4.2.5 De op aangeslotene als bancaire instelling rustende zorgplicht jegens particuliere cliënten zou in dit geval, gelet op het hiervoor in 4.2.4 onder a. en b. vermelde, bij aangeslotene aanstonds de vraag hebben moeten doen rijzen of belanghebbende zich wel bewust was van de risico’s die voor haar verbonden waren aan de ter voldoening van de koopsom van de woning van E. in [plaats] te sluiten geldleningen. Aangeslotene had zich er gelet op de op haar rustende zorgplicht van moeten vergewissen of belanghebbende wel “wist wat zij deed”. Dat aangeslotene dit heeft nagelaten vormt een schending van deze zorgplicht. Nu belanghebbende, zoals in haar stellingen besloten ligt en door aangeslotene ook niet is weersproken, zich niet als hoofdelijk schuldenaar van die leningen zou hebben verbonden als zij van die risico’s op de hoogte was geweest, dient aangeslotene de gevolgen van die schending ongedaan te maken door haar kwijtschelding te verlenen.

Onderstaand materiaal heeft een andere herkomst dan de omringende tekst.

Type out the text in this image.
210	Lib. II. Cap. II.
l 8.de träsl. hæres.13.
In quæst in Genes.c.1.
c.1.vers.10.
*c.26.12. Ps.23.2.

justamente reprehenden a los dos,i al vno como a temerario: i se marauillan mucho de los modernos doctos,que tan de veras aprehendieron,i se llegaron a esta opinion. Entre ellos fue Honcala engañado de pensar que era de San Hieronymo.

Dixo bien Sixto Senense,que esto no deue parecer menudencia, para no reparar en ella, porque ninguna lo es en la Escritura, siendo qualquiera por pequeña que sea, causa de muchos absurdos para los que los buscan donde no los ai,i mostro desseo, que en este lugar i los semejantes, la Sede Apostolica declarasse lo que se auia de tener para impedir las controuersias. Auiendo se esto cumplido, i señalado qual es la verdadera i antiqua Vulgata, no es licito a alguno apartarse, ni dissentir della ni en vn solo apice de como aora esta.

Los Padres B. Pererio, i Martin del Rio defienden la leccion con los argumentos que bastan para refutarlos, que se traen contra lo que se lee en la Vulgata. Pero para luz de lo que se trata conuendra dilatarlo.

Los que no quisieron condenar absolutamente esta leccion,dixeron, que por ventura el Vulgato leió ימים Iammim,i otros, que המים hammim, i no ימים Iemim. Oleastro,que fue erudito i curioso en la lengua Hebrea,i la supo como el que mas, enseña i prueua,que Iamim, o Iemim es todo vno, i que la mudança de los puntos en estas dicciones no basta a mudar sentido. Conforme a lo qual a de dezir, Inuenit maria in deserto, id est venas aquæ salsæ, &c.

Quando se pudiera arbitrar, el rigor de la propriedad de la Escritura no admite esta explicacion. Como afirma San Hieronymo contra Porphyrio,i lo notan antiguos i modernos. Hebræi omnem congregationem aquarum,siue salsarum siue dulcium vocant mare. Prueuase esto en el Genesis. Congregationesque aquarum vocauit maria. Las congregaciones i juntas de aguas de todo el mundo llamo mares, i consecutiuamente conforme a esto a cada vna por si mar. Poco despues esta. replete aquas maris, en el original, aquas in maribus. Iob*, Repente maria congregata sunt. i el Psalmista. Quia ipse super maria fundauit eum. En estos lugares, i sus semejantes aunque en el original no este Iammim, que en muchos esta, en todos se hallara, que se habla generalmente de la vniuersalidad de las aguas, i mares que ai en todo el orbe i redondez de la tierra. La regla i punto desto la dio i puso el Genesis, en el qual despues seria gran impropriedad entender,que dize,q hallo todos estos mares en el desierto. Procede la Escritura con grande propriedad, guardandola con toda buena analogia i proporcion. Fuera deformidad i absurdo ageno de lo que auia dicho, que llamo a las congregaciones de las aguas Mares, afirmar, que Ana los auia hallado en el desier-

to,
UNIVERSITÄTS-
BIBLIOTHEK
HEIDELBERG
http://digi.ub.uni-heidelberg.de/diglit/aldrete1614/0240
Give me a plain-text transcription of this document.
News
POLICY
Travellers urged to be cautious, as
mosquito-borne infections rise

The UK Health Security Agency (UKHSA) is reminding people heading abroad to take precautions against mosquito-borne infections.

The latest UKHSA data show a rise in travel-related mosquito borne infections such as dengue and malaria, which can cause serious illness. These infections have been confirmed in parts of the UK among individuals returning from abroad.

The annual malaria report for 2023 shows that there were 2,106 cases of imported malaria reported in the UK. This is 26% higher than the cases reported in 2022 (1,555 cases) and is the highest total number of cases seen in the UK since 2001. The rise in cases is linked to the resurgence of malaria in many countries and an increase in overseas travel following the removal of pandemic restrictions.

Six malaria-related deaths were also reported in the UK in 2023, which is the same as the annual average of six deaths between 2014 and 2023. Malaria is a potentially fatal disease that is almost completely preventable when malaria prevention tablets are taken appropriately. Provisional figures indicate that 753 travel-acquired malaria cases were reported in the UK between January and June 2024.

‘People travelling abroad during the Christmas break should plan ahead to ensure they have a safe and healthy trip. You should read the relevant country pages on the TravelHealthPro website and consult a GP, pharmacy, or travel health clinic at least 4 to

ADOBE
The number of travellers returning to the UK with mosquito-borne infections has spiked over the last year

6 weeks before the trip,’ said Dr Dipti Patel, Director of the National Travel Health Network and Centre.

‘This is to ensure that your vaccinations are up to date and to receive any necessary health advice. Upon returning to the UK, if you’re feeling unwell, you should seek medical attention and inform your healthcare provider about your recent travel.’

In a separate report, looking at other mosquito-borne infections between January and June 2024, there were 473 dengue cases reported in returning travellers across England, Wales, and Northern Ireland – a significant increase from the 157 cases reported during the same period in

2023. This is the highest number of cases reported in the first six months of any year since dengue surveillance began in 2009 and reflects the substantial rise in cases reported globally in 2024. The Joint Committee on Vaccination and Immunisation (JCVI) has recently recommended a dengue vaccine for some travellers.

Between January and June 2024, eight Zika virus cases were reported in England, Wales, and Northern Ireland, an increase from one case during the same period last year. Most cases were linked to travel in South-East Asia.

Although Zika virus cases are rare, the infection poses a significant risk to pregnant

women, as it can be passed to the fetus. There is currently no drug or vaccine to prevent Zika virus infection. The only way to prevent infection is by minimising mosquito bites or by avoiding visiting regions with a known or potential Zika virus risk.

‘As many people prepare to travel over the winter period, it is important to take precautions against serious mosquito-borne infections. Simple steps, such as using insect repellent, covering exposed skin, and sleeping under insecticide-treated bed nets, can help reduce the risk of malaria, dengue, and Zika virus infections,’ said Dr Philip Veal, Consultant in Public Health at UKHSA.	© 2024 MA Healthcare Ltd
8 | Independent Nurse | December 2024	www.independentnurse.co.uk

4.2.6 De Beroepscommissie ziet aanleiding te bepalen dat aangeslotene de door belanghebbende betaalde bijdrage voor beroep en gemaakte proceskosten dient te vergoeden.

5. Beslissing

De Beroepscommissie stelt de volgende beslissing in de plaats van de beslissing van de Geschillencommissie:
– aangeslotene dient binnen veertien dagen vanaf de dag waarop aan partijen een afschrift van deze beslissing is gestuurd, de restantschuld van belanghebbende kwijt te schelden;
– aangeslotene dient aan belanghebbende een bedrag te vergoeden van € 500,- ter zake van de door belanghebbende betaalde bijdrage voor beroep;
– aangeslotene dient aan belanghebbende een bedrag te vergoeden van € 2.000,- ter zake van de door belanghebbende gemaakte kosten voor juridische bijstand.